Глядя на его сигарету, Николь пробормотала: «Затемнение», но он продолжал молча курить, и она объяснила:

— А потом, я ненавижу замкнутое пространство.

Тьери стоял у нее за спиной, не касаясь ее, но Николь чувствовала тепло его тела.

— Когда я убегал из Франции в сороковом, — сказал он, — в поезде мне пришлось двое суток прятаться под сиденьем в ящике для багажа.

Николь поежилась.

— Это ужасно.

— Ты замерзла, Николь.

Он обнял ее; она прижалась к нему. Потом она почувствовала, как его губы касаются ее шеи. Тьери провел пальцами по выпуклому животу Николь.

— Не надо, — резко сказала она.

Тьери нахмурился.

— Тебе больно?

— Нет. Просто… — Она помолчала, подыскивая подходящие слова: — Просто это напоминает мне о…

— О ребенке?

— Да. А я стараюсь о нем не думать.

Наступило молчание. Потом Тьери спросил:

— Ты ведь не хочешь, чтобы у тебя был ребенок?

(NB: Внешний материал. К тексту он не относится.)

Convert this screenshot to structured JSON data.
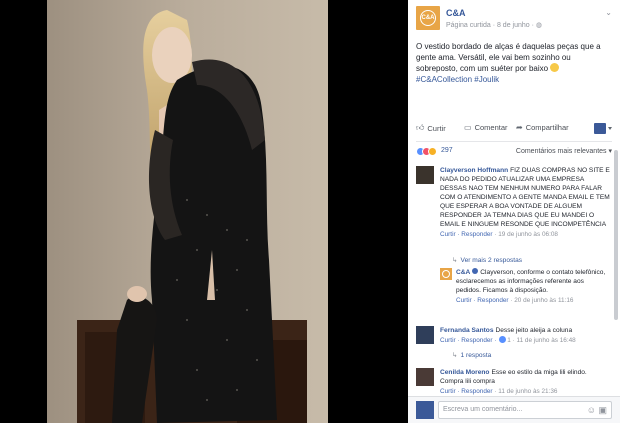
{
  "post": {
    "page_name": "C&A",
    "page_logo_text": "C&A",
    "meta": "Página curtida · 8 de junho · ",
    "text": "O vestido bordado de alças é daquelas peças que a gente ama. Versátil, ele vai bem sozinho ou sobreposto, com um suéter por baixo ",
    "hashtags": "#C&ACollection #Joulik"
  },
  "actions": {
    "like_label": "Curtir",
    "comment_label": "Comentar",
    "share_label": "Compartilhar"
  },
  "reactions": {
    "count": "297",
    "sort_label": "Comentários mais relevantes ▾"
  },
  "comments": [
    {
      "author": "Clayverson Hoffmann",
      "text": "FIZ DUAS COMPRAS NO SITE E NADA DO PEDIDO ATUALIZAR UMA EMPRESA DESSAS NAO TEM NENHUM NUMERO PARA FALAR COM O ATENDIMENTO A GENTE MANDA EMAIL E TEM QUE ESPERAR A BOA VONTADE DE ALGUEM RESPONDER JA TEMNA DIAS QUE EU MANDEI O EMAIL E NINGUEM RESONDE QUE INCOMPETÊNCIA",
      "reply_action": "Curtir · Responder",
      "date": " · 19 de junho às 06:08",
      "more_replies": "Ver mais 2 respostas",
      "reply": {
        "author": "C&A",
        "text": "Clayverson, conforme o contato telefônico, esclarecemos as informações referente aos pedidos. Ficamos à disposição.",
        "reply_action": "Curtir · Responder",
        "date": " · 20 de junho às 11:16"
      }
    },
    {
      "author": "Fernanda Santos",
      "text": "Desse jeito aleija a coluna",
      "reply_action": "Curtir · Responder · ",
      "like_count": "1",
      "date": " · 11 de junho às 16:48",
      "more_replies": "1 resposta"
    },
    {
      "author": "Cenilda Moreno",
      "text": "Esse eo estilo da miga lili elindo. Compra lili compra",
      "reply_action": "Curtir · Responder",
      "date": " · 11 de junho às 21:36"
    }
  ],
  "composer": {
    "placeholder": "Escreva um comentário..."
  },
  "colors": {
    "link": "#365899",
    "brand": "#e8a547"
  }
}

Впервые Николь прямо спросили об этом. Все остальные — Дэвид, Лаура, Поппи, Ральф — считали само собой разумеющимся, что она хочет ребенка. Только в голосе Фейт Николь иногда улавливала нотку сомнения. Она постаралась объяснить:

— Мне не нравится, что он во мне. Мне все время кажется, что он меня у себя самой отнимает. Как будто я ему принадлежу.

Тьери мягко сказал:

— Но ведь можно взглянуть на это и по-другому, разве нет? Ребенок принадлежит тебе, Николь.

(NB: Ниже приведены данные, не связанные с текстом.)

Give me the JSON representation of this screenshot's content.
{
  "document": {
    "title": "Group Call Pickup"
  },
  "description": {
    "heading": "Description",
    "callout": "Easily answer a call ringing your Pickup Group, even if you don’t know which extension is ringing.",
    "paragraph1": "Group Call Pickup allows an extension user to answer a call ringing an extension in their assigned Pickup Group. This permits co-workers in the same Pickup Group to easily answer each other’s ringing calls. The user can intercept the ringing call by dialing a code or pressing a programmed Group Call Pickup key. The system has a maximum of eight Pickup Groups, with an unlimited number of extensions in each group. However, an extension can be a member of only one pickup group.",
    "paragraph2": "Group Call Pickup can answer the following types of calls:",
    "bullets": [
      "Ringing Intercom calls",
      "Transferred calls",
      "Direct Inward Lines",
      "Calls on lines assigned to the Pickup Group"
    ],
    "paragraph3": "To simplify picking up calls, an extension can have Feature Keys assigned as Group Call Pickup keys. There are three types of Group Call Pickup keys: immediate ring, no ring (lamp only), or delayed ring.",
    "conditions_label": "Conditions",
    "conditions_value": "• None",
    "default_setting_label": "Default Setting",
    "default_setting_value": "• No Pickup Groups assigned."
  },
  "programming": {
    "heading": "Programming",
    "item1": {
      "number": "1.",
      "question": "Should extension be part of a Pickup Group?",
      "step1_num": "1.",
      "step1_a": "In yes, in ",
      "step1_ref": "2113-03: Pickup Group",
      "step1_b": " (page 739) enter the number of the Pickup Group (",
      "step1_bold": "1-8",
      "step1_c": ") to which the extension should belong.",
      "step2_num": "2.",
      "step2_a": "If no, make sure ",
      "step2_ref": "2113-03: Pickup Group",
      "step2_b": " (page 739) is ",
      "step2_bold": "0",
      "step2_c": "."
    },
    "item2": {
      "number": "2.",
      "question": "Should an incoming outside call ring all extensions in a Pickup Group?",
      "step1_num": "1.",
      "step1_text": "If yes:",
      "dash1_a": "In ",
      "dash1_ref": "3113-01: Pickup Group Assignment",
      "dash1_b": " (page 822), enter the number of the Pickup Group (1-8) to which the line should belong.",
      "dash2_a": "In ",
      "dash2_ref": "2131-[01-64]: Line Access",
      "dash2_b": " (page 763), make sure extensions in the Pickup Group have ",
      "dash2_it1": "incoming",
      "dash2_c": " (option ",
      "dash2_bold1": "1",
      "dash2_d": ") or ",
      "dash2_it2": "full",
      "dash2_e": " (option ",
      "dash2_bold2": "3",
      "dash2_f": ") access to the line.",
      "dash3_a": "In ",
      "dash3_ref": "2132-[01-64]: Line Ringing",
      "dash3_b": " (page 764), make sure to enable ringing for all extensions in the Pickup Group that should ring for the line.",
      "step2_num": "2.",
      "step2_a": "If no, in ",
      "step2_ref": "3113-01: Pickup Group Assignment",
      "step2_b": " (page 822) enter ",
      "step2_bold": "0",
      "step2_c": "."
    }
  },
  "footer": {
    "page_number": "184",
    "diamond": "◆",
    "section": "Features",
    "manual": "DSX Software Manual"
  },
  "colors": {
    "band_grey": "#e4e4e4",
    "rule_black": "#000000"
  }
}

— Что-то непохоже. — Она со вздохом положила ладонь себе на живот. — Я стараюсь не дать ему меня изменить, но он все равно это сделает, так ведь? Когда он родится, я буду рада, потому что тогда все это кончится.

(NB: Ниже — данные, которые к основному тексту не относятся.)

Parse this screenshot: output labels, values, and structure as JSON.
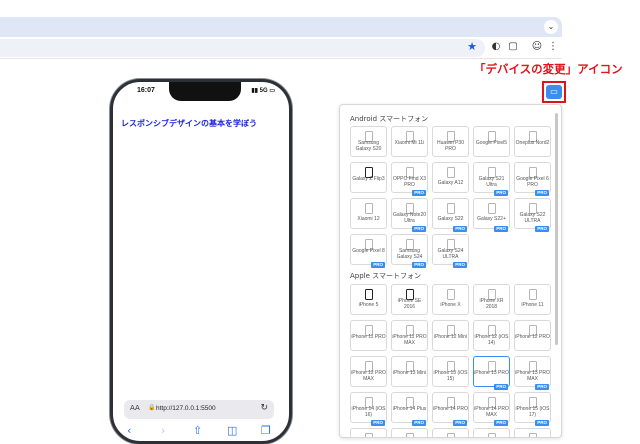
{
  "browser": {
    "tab_dropdown_icon": "chevron-down-icon",
    "toolbar_icons": [
      "star-icon",
      "extension-icon",
      "puzzle-icon",
      "profile-icon",
      "menu-icon"
    ]
  },
  "annotation": {
    "label": "「デバイスの変更」アイコン",
    "color": "#e0141b",
    "icon": "device-switch-icon"
  },
  "phone": {
    "time": "16:07",
    "status": "5G",
    "heading": "レスポンシブデザインの基本を学ぼう",
    "url": "http://127.0.0.1:5500",
    "aa": "AA"
  },
  "panel": {
    "android_title": "Android スマートフォン",
    "apple_title": "Apple スマートフォン",
    "android_devices": [
      {
        "label": "Samsung Galaxy S20"
      },
      {
        "label": "Xiaomi Mi 11i"
      },
      {
        "label": "Huawei P30 PRO"
      },
      {
        "label": "Google Pixel5"
      },
      {
        "label": "Oneplus Nord2"
      },
      {
        "label": "Galaxy Z Flip3"
      },
      {
        "label": "OPPO Find X3 PRO",
        "badge": "PRO"
      },
      {
        "label": "Galaxy A12"
      },
      {
        "label": "Galaxy S21 Ultra",
        "badge": "PRO"
      },
      {
        "label": "Google Pixel 6 PRO",
        "badge": "PRO"
      },
      {
        "label": "Xiaomi 12"
      },
      {
        "label": "Galaxy Note20 Ultra",
        "badge": "PRO"
      },
      {
        "label": "Galaxy S22",
        "badge": "PRO"
      },
      {
        "label": "Galaxy S22+",
        "badge": "PRO"
      },
      {
        "label": "Galaxy S22 ULTRA",
        "badge": "PRO"
      },
      {
        "label": "Google Pixel 8",
        "badge": "PRO"
      },
      {
        "label": "Samsung Galaxy S24",
        "badge": "PRO"
      },
      {
        "label": "Galaxy S24 ULTRA",
        "badge": "PRO"
      }
    ],
    "apple_devices": [
      {
        "label": "iPhone 5"
      },
      {
        "label": "iPhone SE 2016"
      },
      {
        "label": "iPhone X"
      },
      {
        "label": "iPhone XR 2018"
      },
      {
        "label": "iPhone 11"
      },
      {
        "label": "iPhone 11 PRO"
      },
      {
        "label": "iPhone 11 PRO MAX"
      },
      {
        "label": "iPhone 12 Mini"
      },
      {
        "label": "iPhone 12 (iOS 14)"
      },
      {
        "label": "iPhone 12 PRO"
      },
      {
        "label": "iPhone 12 PRO MAX"
      },
      {
        "label": "iPhone 13 Mini"
      },
      {
        "label": "iPhone 13 (iOS 15)"
      },
      {
        "label": "iPhone 13 PRO",
        "selected": true,
        "badge": "PRO"
      },
      {
        "label": "iPhone 13 PRO MAX",
        "badge": "PRO"
      },
      {
        "label": "iPhone 14 (iOS 16)",
        "badge": "PRO"
      },
      {
        "label": "iPhone 14 Plus",
        "badge": "PRO"
      },
      {
        "label": "iPhone 14 PRO",
        "badge": "PRO"
      },
      {
        "label": "iPhone 14 PRO MAX",
        "badge": "PRO"
      },
      {
        "label": "iPhone 15 (iOS 17)",
        "badge": "PRO"
      },
      {
        "label": "",
        "badge": "PRO"
      },
      {
        "label": "",
        "badge": "PRO"
      },
      {
        "label": "",
        "badge": "PRO"
      },
      {
        "label": "",
        "badge": "PRO"
      },
      {
        "label": "",
        "badge": "PRO"
      }
    ]
  }
}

— Когда он родится, ты его полюбишь, — сказал Тьери. — Все матери любят своих детей, какими бы они ни были уродливыми и какой бы у них ни был мерзкий характер.

— Ты так думаешь? — Николь улыбнулась. — Если от Дэвида он получит характер, а от меня — красоту, то им будут восхищаться все. — Она посмотрела в окно и увидела фары автомобиля, мелькающие среди деревьев. — Еще гости. Придется укладывать их в подвале.

Она вышла из комнаты и направилась вниз. Игра наскучила уже всем; в гостиной надрывались граммофон и пианино. Джонни спал на полу перед камином, а остальные развлекались тем, что запускали бумажные самолетики, стараясь попасть ими в люстру.

Николь услышала, как в замке входной двери поворачивается ключ. В это время кто-то ухватил ее за руку и поволок танцевать. Вновь прибывший вошел в вестибюль; Николь оглянулась посмотреть, кто это.

— Дэвид! — воскликнула она и бросилась к нему.

«Просто несколько друзей приехали на выходные», — объяснила Николь. Потом она заметила, какой он усталый и какое у него бледное лицо. Как он, не говоря ни слова, тяжело опустился в кресло и уронил голову на руки. Она подошла и погладила его по опущенным плечам. Гости один за другим начали тихонько выскальзывать за дверь; захрустел гравий на дорожке у дома. Двое мужчин поставили Джонни на ноги, кто-то выключил граммофон.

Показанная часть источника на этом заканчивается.